First, I want to be clear that I'm not an adviser to borrowers or other individuals. I run a business whose customers are large institutions and major private investors. We deal with thousands of loans at a time. We never talk to borrowers about their loans, and we never take on responsibility for a loan or a loan workout. We can't help you with your loan, and even discussing your individual circumstances would violate our own corporate policies.
If you need help with your loan, call your servicer. It might be a painful process, because servicers are overwhelmed with people seeking assistance, but that's your best source of advice and nearly the only place you can go where someone can take action on your mortgage. One large, national servicer we work with has processed 138,000 modifications in the past couple of months and has 155,000 applications pending review. And they have only 900 employees to do this and all of their other collections work! So patience and persistence are vital.
A modification is simply a change to your mortgage. It's usually a change that lowers your payment, so you can afford to pay your mortgage. There are three ways main ways to do this:
1. Reduce your interest rate. This is common, especially if you have a high-interest-rate loan or an adjustable-rate loan whose rate has increased during this difficult economic time.

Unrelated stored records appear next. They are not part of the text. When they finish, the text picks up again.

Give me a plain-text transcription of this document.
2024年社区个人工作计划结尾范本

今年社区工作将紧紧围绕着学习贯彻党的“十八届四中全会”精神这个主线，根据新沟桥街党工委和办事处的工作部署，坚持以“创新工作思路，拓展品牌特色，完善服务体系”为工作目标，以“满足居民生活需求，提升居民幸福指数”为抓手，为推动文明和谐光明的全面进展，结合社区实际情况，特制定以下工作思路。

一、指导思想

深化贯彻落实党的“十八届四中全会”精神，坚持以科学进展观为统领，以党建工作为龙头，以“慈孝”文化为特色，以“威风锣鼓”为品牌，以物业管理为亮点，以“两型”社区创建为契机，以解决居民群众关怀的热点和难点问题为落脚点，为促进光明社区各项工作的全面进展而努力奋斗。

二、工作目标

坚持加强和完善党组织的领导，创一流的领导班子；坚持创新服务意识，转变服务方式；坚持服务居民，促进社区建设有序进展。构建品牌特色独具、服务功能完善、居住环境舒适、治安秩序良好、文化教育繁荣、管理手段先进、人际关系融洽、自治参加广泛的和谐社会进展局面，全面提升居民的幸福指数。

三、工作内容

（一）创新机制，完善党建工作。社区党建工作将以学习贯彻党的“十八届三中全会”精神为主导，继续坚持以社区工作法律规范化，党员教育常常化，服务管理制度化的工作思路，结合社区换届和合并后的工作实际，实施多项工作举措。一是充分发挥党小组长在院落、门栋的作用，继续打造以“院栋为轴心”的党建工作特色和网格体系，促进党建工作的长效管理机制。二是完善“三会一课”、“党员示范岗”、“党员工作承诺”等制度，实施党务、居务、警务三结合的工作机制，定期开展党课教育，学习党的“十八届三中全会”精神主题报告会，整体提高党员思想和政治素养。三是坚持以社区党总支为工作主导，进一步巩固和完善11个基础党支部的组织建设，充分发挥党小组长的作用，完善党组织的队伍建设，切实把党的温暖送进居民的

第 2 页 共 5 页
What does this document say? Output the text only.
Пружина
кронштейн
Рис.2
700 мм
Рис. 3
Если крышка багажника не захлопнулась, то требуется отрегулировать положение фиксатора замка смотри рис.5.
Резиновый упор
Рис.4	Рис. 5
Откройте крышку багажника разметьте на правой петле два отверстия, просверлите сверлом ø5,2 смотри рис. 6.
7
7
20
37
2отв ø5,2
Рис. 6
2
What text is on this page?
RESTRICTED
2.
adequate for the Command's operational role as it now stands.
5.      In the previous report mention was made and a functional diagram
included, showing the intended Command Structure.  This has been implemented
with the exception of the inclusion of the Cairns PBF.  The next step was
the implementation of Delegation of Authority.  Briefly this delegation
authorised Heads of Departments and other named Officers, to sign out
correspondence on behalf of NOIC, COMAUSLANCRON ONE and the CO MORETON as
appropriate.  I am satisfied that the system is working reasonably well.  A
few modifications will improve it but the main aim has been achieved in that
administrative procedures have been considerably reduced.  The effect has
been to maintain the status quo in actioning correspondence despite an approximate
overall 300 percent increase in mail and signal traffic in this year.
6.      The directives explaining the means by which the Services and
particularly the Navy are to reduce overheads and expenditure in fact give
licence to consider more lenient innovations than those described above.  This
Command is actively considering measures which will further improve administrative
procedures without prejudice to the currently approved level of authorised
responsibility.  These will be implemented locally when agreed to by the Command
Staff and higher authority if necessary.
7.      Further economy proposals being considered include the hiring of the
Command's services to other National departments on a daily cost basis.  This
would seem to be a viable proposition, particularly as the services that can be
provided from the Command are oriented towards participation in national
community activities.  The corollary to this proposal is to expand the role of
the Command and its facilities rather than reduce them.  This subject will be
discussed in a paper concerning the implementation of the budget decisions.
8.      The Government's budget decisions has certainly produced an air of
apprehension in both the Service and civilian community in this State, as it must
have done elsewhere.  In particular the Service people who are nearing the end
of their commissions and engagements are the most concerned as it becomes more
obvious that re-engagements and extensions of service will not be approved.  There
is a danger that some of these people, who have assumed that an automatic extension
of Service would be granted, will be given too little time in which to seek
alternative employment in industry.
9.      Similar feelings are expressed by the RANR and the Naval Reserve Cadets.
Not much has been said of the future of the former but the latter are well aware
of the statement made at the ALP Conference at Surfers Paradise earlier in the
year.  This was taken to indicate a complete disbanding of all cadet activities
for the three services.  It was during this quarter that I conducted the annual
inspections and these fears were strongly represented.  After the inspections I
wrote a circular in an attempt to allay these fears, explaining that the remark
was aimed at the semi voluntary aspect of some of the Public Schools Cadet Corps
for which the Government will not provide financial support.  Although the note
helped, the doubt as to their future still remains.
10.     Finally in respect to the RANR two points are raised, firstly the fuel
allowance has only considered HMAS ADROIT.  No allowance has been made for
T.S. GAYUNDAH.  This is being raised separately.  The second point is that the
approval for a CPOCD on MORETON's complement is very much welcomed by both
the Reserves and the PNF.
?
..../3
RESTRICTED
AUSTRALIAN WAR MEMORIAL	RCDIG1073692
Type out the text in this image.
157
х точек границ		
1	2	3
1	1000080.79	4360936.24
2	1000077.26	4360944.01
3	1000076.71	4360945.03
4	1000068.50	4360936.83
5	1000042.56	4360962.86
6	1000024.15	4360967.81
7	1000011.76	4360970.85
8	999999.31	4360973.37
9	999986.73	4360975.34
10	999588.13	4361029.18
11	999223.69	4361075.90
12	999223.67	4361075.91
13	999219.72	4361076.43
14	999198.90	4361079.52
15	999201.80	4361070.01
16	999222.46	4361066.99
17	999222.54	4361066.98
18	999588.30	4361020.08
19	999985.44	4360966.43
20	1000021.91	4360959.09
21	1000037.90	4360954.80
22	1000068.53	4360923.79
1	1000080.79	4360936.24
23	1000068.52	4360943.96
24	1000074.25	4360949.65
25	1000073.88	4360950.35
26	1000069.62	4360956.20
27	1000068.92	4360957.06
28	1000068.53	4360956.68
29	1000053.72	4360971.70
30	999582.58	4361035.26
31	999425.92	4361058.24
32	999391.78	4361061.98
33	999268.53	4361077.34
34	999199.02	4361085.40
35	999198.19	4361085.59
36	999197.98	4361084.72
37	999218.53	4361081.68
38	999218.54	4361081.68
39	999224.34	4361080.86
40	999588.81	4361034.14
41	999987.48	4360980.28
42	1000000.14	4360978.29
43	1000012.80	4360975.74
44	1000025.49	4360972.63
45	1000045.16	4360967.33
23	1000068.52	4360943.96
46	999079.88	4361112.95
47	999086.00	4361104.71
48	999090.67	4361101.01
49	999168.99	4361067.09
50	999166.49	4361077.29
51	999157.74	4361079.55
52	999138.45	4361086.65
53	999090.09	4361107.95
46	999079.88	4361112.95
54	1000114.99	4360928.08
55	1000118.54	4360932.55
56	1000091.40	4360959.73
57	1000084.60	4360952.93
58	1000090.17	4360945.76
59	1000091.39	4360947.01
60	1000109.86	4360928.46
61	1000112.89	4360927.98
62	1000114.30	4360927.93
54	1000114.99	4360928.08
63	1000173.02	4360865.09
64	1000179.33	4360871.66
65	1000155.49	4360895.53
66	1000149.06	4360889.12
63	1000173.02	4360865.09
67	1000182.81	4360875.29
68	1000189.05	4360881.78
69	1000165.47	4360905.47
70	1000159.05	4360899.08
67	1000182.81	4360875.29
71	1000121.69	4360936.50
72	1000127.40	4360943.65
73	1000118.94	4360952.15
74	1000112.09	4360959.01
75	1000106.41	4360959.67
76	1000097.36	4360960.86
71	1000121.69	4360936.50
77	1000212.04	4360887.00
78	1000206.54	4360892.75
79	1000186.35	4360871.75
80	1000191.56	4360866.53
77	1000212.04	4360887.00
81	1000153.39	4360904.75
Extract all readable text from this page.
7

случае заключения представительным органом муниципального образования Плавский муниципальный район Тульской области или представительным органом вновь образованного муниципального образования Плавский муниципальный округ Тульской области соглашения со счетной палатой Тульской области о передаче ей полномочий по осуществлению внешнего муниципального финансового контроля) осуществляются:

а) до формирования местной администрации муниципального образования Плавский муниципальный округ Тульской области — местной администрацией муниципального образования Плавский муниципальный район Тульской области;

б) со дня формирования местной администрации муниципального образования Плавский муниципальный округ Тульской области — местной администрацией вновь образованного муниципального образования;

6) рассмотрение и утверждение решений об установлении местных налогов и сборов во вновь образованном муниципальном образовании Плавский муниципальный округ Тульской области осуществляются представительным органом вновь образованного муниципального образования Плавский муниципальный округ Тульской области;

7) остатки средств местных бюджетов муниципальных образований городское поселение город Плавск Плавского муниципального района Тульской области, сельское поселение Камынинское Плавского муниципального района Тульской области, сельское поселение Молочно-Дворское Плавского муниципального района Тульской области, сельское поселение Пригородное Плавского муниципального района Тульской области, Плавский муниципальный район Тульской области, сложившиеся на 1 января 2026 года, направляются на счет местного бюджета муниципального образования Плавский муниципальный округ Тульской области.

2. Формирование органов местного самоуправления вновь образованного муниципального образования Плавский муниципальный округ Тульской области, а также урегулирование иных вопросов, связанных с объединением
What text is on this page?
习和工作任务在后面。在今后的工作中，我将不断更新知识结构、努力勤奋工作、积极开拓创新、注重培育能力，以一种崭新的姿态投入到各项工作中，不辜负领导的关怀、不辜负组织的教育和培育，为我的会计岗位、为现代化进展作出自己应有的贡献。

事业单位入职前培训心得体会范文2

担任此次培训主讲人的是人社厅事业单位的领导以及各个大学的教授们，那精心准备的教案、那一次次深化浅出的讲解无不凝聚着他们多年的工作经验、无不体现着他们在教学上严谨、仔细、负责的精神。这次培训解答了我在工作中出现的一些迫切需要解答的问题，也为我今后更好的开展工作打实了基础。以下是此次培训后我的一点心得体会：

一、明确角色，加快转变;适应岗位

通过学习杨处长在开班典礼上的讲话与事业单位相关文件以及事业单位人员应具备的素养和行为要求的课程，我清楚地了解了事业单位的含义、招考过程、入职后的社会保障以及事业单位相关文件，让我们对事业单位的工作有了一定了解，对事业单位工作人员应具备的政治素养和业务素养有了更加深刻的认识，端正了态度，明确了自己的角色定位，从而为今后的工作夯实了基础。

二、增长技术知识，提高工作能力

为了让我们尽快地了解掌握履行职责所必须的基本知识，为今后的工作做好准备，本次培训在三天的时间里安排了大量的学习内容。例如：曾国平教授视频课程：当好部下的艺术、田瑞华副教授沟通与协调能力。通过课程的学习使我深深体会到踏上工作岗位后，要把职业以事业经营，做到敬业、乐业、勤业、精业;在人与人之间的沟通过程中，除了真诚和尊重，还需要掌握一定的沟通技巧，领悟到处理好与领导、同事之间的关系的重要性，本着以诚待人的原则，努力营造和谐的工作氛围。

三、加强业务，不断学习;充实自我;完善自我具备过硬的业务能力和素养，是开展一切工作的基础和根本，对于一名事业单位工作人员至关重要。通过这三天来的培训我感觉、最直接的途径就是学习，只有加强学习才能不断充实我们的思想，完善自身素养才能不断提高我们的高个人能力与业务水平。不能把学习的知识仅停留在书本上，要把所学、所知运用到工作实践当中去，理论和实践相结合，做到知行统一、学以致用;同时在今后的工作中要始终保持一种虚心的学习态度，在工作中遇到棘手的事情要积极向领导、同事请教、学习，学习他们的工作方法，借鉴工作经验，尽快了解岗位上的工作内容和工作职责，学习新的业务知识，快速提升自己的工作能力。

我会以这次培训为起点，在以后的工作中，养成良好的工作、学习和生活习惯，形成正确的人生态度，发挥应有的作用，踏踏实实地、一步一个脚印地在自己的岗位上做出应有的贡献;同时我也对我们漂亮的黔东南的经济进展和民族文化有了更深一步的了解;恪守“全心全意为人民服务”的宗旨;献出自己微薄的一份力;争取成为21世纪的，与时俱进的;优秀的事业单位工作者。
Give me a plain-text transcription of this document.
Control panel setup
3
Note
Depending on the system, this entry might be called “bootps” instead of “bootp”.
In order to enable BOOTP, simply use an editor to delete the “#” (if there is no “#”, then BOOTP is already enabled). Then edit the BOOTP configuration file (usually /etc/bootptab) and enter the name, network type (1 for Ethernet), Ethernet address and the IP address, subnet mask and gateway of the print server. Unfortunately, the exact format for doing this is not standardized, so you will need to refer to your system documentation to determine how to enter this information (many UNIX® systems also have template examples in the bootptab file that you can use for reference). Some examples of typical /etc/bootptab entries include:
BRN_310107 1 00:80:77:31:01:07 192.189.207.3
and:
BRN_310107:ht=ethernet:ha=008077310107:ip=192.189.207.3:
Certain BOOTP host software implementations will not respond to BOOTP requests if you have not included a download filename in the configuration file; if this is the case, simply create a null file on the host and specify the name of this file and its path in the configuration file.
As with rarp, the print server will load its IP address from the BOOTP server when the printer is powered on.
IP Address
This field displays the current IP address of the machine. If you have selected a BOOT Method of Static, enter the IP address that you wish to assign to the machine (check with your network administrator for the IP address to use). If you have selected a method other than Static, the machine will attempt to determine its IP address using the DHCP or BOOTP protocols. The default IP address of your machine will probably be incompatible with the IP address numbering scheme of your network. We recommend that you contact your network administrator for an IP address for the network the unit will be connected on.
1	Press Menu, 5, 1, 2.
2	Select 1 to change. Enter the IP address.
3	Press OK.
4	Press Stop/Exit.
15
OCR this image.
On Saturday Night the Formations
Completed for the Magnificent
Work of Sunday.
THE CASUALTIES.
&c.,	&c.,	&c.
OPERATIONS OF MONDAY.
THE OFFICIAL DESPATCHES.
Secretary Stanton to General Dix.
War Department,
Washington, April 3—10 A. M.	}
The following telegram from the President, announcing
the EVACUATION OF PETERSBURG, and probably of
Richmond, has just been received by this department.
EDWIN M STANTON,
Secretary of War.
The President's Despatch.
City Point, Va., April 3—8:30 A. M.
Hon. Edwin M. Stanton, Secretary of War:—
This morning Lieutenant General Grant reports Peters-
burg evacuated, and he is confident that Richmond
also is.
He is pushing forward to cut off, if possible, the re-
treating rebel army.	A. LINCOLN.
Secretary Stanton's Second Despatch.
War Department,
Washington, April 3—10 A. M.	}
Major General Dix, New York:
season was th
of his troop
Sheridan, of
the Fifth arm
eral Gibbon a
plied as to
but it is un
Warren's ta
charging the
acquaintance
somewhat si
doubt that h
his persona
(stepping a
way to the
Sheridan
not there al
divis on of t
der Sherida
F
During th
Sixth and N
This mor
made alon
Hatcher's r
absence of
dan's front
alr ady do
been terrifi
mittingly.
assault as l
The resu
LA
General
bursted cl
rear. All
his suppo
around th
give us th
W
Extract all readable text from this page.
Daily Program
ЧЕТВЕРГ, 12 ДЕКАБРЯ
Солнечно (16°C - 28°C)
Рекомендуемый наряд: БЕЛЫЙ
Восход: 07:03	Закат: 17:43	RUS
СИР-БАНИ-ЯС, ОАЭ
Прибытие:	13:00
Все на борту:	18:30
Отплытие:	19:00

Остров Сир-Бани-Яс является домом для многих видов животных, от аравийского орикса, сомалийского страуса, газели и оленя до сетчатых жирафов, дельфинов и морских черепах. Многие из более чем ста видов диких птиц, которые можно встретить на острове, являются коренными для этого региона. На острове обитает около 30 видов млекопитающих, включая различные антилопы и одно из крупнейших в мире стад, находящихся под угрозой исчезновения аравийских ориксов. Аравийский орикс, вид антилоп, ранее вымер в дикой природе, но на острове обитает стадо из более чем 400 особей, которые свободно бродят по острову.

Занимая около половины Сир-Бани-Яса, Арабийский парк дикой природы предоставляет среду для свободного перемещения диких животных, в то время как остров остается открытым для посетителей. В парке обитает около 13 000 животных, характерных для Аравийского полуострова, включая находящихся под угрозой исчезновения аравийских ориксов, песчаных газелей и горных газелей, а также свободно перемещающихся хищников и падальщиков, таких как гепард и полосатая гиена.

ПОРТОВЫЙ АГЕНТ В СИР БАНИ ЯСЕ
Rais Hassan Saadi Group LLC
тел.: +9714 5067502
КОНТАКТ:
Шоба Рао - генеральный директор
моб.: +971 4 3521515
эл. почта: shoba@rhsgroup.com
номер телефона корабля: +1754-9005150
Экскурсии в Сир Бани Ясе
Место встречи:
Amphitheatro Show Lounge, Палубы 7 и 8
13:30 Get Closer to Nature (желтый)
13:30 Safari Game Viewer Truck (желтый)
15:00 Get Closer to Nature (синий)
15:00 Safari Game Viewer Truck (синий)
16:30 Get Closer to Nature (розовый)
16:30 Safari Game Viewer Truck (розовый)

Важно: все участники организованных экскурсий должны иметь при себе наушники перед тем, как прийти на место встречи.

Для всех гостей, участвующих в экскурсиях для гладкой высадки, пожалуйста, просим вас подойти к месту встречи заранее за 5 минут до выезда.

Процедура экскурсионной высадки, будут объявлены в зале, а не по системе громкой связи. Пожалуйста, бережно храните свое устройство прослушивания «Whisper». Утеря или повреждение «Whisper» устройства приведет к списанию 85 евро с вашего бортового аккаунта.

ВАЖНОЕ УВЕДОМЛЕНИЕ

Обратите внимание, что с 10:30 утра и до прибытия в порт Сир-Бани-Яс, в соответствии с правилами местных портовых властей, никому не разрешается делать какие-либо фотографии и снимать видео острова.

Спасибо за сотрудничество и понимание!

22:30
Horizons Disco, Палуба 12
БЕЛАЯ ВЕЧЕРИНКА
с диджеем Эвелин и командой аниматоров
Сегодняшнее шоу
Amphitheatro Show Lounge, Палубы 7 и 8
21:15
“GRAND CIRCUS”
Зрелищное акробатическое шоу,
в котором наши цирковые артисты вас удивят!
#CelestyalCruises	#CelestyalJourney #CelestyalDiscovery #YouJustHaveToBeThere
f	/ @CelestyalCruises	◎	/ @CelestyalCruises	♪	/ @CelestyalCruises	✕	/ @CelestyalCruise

2. Extend the years you have to repay your loan, by moving the due date out. This spreads the repayment over more time, reducing the amount you pay each month.
3. Reduce the principal balance, the total amount outstanding on your loan. This is a tough one, because whoever owns your loan must agree to walk away from that money. But sometimes it makes the most sense . Taking a a write-down of, say, $10,000, is often more attractive to an investor than incurring even higher costs of foreclosure and reselling the home.
Other modifications take the amount past due, called your arrearage, and roll it into the principal balance (total amount still owed), then spread your payments out over the remaining years of your loan, including the arrearage. In this case, the total amount owed goes up, so your payments go up, too. But because the cost is spread over a number of years, the monthly increase is small. This can help someone who can afford monthly payments but has fallen behind and can't afford to make it up all at once. For many homeowners, past-due payments represent a dark tunnel with no visible light at the end. This type of mod puts a light at the end - and it isn't just another train coming at you.
There are many modification plans out there, and only your servicer can tell you what you might qualify for. Be aware that different servicers will have access to different programs. Believe me, it is absolutely the goal of the servicer to keep you from losing your home. But the servicer can only do what is legally and viably available for your specific case.